Шурка по-хозяйски сидел на крыльце, широко расставив ноги, курил и с гордостью осматривал двор, прибранный собственными руками. Чисто, уютно. У сарая ровненькая поленница березовых дров, в суковатое полено воткнут топор, в уголке метла, деревянная лопата.
Приятен был и ослепительный зной, и звенящая в ушах тишина. В селе пахло скошенным сеном, луга со всех сторон овеивали своим дыханием пустынную Журавку.
Под развесистыми березами в пыли и песке купались куры, выбивая лапами и крыльями ямки. «Надо под деревьями скамейку поставить и столик. Хорошо в жару посидеть в тени. Еще мать просила это сделать, а я лодырничал».
И Шурка немедленно принялся рыть ямки для скамеечных столбиков. «Жаль, что Стебель в поле, а то бы помог».
Скамейка и столик так украсили двор, что Шуркой овладело горячее желание исправить все неполадки, на которые указывала еще мать. Он пошел в магазин и купил пробой для дверного замка, всякие крючки, шпингалеты на окна, гвозди.
И как-то вдруг жизнь для него стала интереснее. И даже будто она в чем-то изменилась. И себя он почувствовал увереннее. И на работу взглянул уже по-иному. Он заторопился на сенокос — для хозяйства теперь нужны деньги.
«Надо жениться, — решил он. — Одному с хозяйством не управиться. Только какая из Тамарки хозяйка? Да ничего, привыкнет. Велика ли хитрость, в доме прибрать, обед сготовить, постирать, чушек покормить, с огородом управиться. Работа в совхозе да плюс свое хозяйство — жить можно. И неплохо жить. А чего еще надо?» Он все сильней и сильней увлекался этой мыслью — и даже будто расцвел, воспрянул, янтарные глаза его стали еще нахальнее…
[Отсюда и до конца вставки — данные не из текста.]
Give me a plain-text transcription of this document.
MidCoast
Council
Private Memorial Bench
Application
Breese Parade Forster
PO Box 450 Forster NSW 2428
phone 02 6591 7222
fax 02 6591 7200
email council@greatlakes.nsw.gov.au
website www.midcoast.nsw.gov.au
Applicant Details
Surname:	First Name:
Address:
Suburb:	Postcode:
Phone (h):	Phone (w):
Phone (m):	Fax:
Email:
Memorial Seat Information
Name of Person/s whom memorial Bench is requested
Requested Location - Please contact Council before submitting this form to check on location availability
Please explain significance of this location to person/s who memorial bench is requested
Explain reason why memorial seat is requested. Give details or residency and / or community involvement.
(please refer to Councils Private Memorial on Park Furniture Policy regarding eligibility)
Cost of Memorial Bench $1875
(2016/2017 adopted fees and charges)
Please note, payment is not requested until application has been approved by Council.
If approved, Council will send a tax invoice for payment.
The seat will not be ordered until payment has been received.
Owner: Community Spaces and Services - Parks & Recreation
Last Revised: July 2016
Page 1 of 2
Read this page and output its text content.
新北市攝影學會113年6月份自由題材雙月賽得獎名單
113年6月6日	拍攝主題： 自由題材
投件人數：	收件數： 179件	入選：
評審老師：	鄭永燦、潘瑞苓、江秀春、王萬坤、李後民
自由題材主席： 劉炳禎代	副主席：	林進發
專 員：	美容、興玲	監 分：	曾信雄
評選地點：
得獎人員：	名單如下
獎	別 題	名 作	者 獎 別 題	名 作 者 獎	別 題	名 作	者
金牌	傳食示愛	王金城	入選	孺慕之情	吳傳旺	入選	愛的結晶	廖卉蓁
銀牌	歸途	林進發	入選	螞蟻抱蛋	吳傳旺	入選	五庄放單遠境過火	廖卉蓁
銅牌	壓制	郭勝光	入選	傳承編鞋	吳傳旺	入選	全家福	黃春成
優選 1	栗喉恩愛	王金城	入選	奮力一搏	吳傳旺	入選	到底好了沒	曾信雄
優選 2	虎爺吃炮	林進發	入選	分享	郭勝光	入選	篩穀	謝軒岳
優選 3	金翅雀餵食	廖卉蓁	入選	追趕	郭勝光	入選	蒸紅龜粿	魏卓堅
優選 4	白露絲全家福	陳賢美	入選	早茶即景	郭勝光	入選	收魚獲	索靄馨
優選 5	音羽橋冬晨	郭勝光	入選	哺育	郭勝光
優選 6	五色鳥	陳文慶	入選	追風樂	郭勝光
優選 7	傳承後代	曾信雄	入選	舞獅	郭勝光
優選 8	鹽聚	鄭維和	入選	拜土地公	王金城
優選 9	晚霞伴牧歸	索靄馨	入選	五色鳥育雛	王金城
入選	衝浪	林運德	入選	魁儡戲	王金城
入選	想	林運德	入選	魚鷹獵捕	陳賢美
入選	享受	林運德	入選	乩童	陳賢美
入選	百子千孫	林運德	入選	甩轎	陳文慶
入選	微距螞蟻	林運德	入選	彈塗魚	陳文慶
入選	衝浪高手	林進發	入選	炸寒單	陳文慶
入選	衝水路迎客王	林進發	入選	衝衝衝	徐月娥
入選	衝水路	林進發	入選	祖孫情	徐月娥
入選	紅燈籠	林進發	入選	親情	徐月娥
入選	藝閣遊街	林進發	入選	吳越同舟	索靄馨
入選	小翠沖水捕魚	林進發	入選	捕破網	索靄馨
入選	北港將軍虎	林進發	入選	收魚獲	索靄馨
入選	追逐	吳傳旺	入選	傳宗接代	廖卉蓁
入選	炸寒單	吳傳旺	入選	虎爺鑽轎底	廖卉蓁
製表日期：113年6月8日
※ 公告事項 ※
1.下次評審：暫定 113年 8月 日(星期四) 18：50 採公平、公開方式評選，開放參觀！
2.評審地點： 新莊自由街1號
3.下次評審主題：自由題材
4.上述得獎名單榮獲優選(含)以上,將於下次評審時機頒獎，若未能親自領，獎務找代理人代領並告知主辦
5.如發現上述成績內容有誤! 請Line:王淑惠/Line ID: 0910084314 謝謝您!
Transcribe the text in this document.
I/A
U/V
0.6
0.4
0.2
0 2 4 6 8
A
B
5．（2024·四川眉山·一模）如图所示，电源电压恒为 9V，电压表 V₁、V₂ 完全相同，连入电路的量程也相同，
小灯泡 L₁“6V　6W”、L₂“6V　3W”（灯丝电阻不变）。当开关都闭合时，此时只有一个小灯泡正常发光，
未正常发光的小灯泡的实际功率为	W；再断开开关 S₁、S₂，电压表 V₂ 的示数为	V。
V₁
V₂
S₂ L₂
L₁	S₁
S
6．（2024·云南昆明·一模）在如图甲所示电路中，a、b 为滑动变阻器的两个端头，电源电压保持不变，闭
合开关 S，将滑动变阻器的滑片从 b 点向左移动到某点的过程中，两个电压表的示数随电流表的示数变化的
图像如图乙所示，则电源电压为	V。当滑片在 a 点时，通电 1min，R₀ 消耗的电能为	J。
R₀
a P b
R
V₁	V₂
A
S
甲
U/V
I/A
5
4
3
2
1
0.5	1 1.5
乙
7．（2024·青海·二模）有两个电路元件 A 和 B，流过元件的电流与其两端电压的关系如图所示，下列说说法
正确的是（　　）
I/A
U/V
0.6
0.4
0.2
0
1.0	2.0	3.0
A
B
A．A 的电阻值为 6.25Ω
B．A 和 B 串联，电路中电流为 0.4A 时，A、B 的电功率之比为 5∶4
Приехав на сенокос, он увел Тамару на берег реки. Они не заметили, что сели под «плюющейся» ивой. Эту иву знали; на каждом листке ее лежал комочек пены. Старики называли эту пену кукушкиными слезами. Дескать, растеряла кукушка своих кукушат по чужим гнездам, да и затосковала, заплакала. Эти комочки пены и есть, мол, ее, птичьи, слезы. А на самом деле в этих комочках прятались личинки маленькой цикадки-слюнявицы. Личинки продырявливают стебель, выпуская ивовый сок, и, как только он появляется, слюнявица начинает всасывать воздух и выдувать его, и так она это делает ловко, что сок взбивает пеной, а в ней слюнявица прячется от птиц и всяких насекомых.
Но Шурка и Тамара ничего этого не знали, они просто устроились под такой ивой. Шурка обнял Тамару:
— Давай, Тамарка, поженимся? — и тут ветерок подул, и ива плюхнула ему на лоб комочек пены.
Тамара так и вспыхнула:
— Ты это серьезно?
— Такими вещами не шутят, — успокоил ее Шурка и принялся рисовать картину их будущей жизни в собственном доме.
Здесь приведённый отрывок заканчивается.